Elle se demande s’il se moque d’elle. Sa tête tourne vers la fenêtre et elle se laisse absorber par le paysage. Bientôt, elle sent qu’on l’observe. Un regard qui la dévisage s’est ajouté à celui de la vieille dame. Elle devine les yeux bleus-verts du jeune homme qui descendent le long de son corps : son visage, sa poitrine, ses mains, ses jambes croisées. Il s’adresse encore à elle :

— Je m’appelle Aurélien, et toi ?

— Cassandre, répond la voix frêle de la vieille femme, mais il ne semble pas l’avoir entendue, alors la jeune fille répète et il acquiesce.

Elle plonge alors ses yeux dans les prunelles grises qui la scrutent.

— Nous avons le même prénom, je crois. C’est pour ça que vous vous intéressez à moi ?

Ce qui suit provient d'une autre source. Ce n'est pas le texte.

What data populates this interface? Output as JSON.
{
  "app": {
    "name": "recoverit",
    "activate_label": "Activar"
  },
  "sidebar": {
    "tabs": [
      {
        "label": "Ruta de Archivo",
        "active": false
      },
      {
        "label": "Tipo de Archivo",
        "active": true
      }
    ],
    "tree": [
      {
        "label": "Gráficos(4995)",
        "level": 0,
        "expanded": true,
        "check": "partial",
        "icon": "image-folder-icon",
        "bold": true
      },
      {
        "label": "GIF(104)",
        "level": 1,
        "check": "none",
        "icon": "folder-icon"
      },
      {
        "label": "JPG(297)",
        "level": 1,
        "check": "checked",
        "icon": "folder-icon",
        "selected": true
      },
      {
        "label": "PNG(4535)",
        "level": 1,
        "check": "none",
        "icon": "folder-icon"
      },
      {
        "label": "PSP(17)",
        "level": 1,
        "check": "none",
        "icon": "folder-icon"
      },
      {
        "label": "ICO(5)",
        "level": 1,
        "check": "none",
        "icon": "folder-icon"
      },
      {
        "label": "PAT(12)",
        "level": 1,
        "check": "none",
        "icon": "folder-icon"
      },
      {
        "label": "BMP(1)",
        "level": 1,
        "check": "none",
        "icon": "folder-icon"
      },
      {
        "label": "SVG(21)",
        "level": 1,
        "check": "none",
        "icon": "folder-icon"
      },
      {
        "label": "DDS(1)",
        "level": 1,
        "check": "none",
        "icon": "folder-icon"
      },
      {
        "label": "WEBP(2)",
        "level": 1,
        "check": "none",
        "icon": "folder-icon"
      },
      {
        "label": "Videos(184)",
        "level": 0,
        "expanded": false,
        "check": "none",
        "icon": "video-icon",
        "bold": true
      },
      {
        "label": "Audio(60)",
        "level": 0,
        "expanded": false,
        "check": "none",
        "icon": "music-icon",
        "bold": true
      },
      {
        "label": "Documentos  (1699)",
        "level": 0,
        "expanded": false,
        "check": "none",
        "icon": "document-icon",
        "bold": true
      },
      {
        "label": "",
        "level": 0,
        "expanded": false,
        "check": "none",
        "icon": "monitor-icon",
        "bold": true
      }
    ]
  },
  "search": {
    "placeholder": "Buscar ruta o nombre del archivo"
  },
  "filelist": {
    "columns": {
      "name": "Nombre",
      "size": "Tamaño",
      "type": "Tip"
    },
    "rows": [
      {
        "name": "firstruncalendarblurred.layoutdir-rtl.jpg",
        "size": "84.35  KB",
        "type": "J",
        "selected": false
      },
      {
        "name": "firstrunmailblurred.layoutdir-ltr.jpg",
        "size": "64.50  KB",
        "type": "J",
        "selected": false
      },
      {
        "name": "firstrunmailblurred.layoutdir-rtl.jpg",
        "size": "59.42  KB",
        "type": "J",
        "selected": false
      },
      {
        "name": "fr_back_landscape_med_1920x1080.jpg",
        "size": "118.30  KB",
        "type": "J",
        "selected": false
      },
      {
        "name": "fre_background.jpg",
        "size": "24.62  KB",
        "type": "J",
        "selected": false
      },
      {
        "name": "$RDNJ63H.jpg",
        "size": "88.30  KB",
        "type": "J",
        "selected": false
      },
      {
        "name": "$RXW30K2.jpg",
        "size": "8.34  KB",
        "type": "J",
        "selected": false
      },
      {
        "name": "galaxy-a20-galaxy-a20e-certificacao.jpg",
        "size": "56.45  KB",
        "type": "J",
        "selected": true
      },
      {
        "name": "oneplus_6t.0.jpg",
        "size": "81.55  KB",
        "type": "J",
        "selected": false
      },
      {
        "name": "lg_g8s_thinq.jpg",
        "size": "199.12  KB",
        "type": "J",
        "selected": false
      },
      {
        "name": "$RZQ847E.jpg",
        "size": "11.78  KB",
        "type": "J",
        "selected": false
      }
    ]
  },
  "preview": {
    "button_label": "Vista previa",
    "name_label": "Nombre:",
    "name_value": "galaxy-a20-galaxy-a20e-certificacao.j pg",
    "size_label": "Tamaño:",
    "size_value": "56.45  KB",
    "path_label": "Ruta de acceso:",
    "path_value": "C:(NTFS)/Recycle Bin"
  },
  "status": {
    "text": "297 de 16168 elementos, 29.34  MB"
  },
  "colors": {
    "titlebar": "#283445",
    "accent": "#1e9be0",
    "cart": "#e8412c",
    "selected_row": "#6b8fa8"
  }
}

— Non, jeune fille. Je te regarde parce que tu as voulu mourir.

Cette remarque la laisse perplexe.

— Je… Non ! Pourquoi dites-vous ça ?

— Je t’ai vue. Ne cherche pas la mort, il est encore bien trop tôt pour toi. Je connais la mort, elle n’est d’aucun secours, je t’assure.

Elle ne se rend pas compte qu’Aurélien la regarde, moitié amusé, moitié effrayé.

— Pourquoi votre billet est-il aussi vieux ? Où allez-vous ?

— Je vais rejoindre mon Charles, il est en permission.

— Pardon ?

— Je prends ce train tous les jours pour aller le rejoindre, mais mon amant n’est jamais venu.

Cassandre pense que la mémoire de la vieille dame lui joue des tours : elle doit délirer. Pourtant, elle décide de rentrer dans son jeu :

— Pourquoi ne vient-il pas ?

A ces mots, la vieille femme se fige, sa bouche se retourne dans un rictus de souffrance, et un torrent de larmes surgit d’un seul coup sur ses joues ridées. A ce moment là, la jeune fille sent enfin la main d’Aurélien qui la secoue par l’épaule. Il l’appelle, paniqué :

— Cassandre ! Eh ! Arrête, regarde-moi, allez !

Les yeux affolés de l’adolescente rencontrent les siens. Elle bafouille :

— Il faut l’aider ! Elle fait une crise de panique ! Vite !

— Mais qui ? Tu parles dans le vide ! Il n’y a personne ! Tu délires !

— La vieille dame !

Elle voit qu’elle lui fait peur, maintenant. Il se recule un peu d’elle.

— Madame, dites-lui !

Mais il n’y a plus personne en face de Cassandre.

L’homme en uniforme bleu s’arrête à la hauteur des deux jeunes gens :

— Billets, s’il vous plaît.

Aurélien lui tend le sien et en profite pour demander s’il ne pourrait pas changer de place, mais c’est impossible. Elle tend machinalement le ticket de 1944. Le contrôleur le prend, et comme s’il ne voyait pas qu’il n’avait rien de valide, il le lui redonne après l’avoir cacheté.

La jeune fille est plus perdue que jamais. Elle se retourne vers la fenêtre. Il y a un soldat barbu, en uniforme bleu, qui gis sur le sol ; il a un trou rouge au côté droit.

Un hurlement retentit.

Juste après, les haut-parleurs crachent leur message :

— Le train à destination de nulle-part aura du retard.